Получивший от мэтра задание ученик прилежно трудился. Рисовал: старательно, вдумчиво, неторопливо. Долго рисовал. Отступал от мольберта, прицеливался на рисунок. Подступал поближе, подумав, добавлял шершавый штришок.

За серьёзным этим занятием, чтоб ему творить не мешать, мы его, на время, оставили – с яблоком наедине.


Мы с Володей прошли в родительскую, что побольше, получше, комнату и уселись вдвоём, бок о бок с ним, за коричневый, лакированный, очевидно, парадный стол.

Все стены в квартире, от пола до потолка, были густо, с перебором даже, завешены Володиными работами.

Поистине замечательные гуаши эти висели вплотную одна к другой, создавая и сложные фризы, и негаданно вертикальные, спонтанно образовавшиеся группы звонких, броских работ, и как будто бы хаотичные, но зато и парадоксально выразительные композиции.

На них, вторгаясь в налаженный уют, в очерствевший или осточертевший быт, в будничную бессмыслицу некоего порядка, вроде бы и терпимого, но, на поверку горького, страшного, поднадзорного полусуществования, краткого ли пребывания, долгого ли заточения, трудно сказать, но чему-то смешанному из этого сущего безобразия, вопреки всему скучному, чуждому для души и для глаз, вопреки приобретательству явному, во имя изобретательства, творчества и волшебства, раскованно и свободно, во всей своей безусловной красе своей, щедро цвели невероятные, дивные, сказочные цветы – грустные в основном, но попадались меж них и живо напоминающие неистовые, музыкальные, ранимые, празднично-радостные, световые звучащие всплески.

Некоторые из этих яковлевских цветков походили порой на скульптуры – до того они были рельефны, до того фактурны, казалось – можно было их обойти со всех четырёх сторон, как выставленную в зале скульптуру, а в чём заключался секрет небывалого этого, в тупик знатоков заводящего, задающего всем загадку без отгадки, вопрос любой оставляющего без ответа, оптического эффекта – сказать невозможно, это существовало только в области невыразимого.

Цветок-пропеллер, трагический крестообразный цветок, два цветка на глухом чёрном фоне, цветок в прозрачном стакане, цветы в узкогорлом кувшине, цветы на краю стола, цветы на широком, длинном, солнечном подоконнике, цветы посреди природы.

Цветок – (безусловно) – звук, цветок – (несомненно) – знак, цветок – (неужели?) – крик, цветок – (в самом деле!) – взгляд.

Цветок – (почему-то) – вздох, цветок – (для кого-то) – шёпот, цветок – (от кого-то) – привет, цветок – (не тебе ли?) – укор.

Хризантемы, влажные, мягкие, мохрящиеся своими длинными, чуть изогнутыми, легчайшими лепестками, с усилием приподнимающие головы и внимательно, подобно звёздам осенним, глядящие вам в глаза.

Розы, едва распустившиеся, с тугими, напоминающими кулачки плотно сжатые детские, обиженно подобравшимися, напруженными бутонами.

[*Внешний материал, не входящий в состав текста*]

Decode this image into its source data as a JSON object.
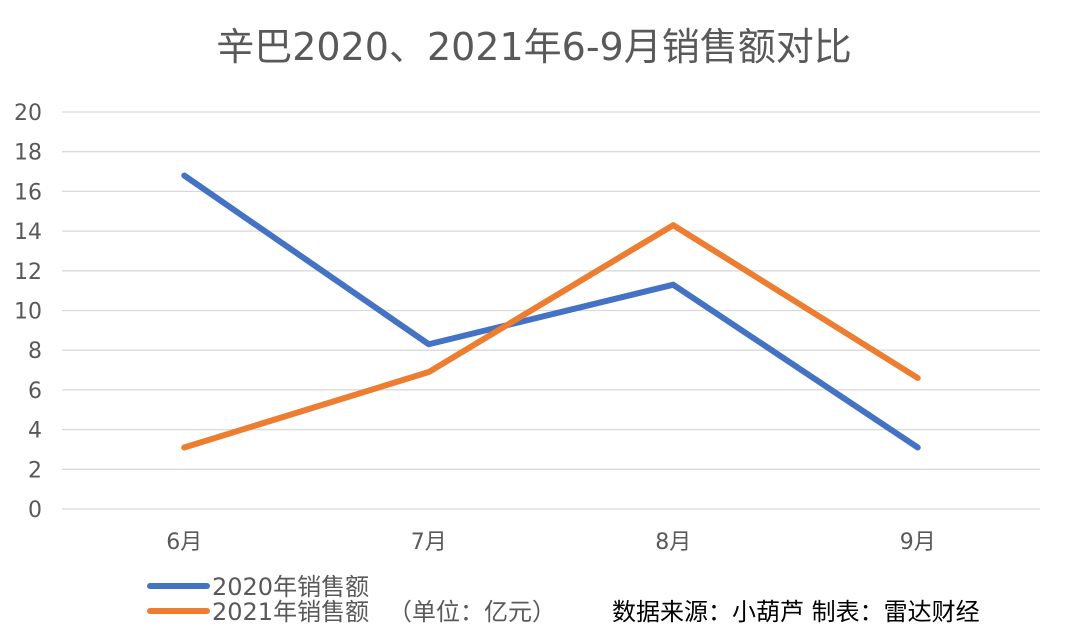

Каллы, белые, с жёлтой сердцевиной, на длинных зелёных стеблях, живописными стайками распрямляющиеся, словно позирующие кому-то.

Цветы и вовсе неведомого, может и неземного, кто его знает, всякое бывает, происхождения.

Ромашки, столь сильно любимые Володей, что стали частыми, на работах, само собою, гостьями у него.


Женские, монументальные, да и только, портреты, огромные, а не просто большие, форматом в полноценный ватманский лист, отовсюду к себе притягивали взгляд – и столько всего в них было, в этих дамах, столько таилось в них и трагичности, и желания настоящей, чистой любви, и усталого понимания, и негаснущего тепла, и сочувствия, и участия, и ещё не растраченной ласки, что смотреть на них становилось, постепенно, совсем тяжело, а потом и действительно больно.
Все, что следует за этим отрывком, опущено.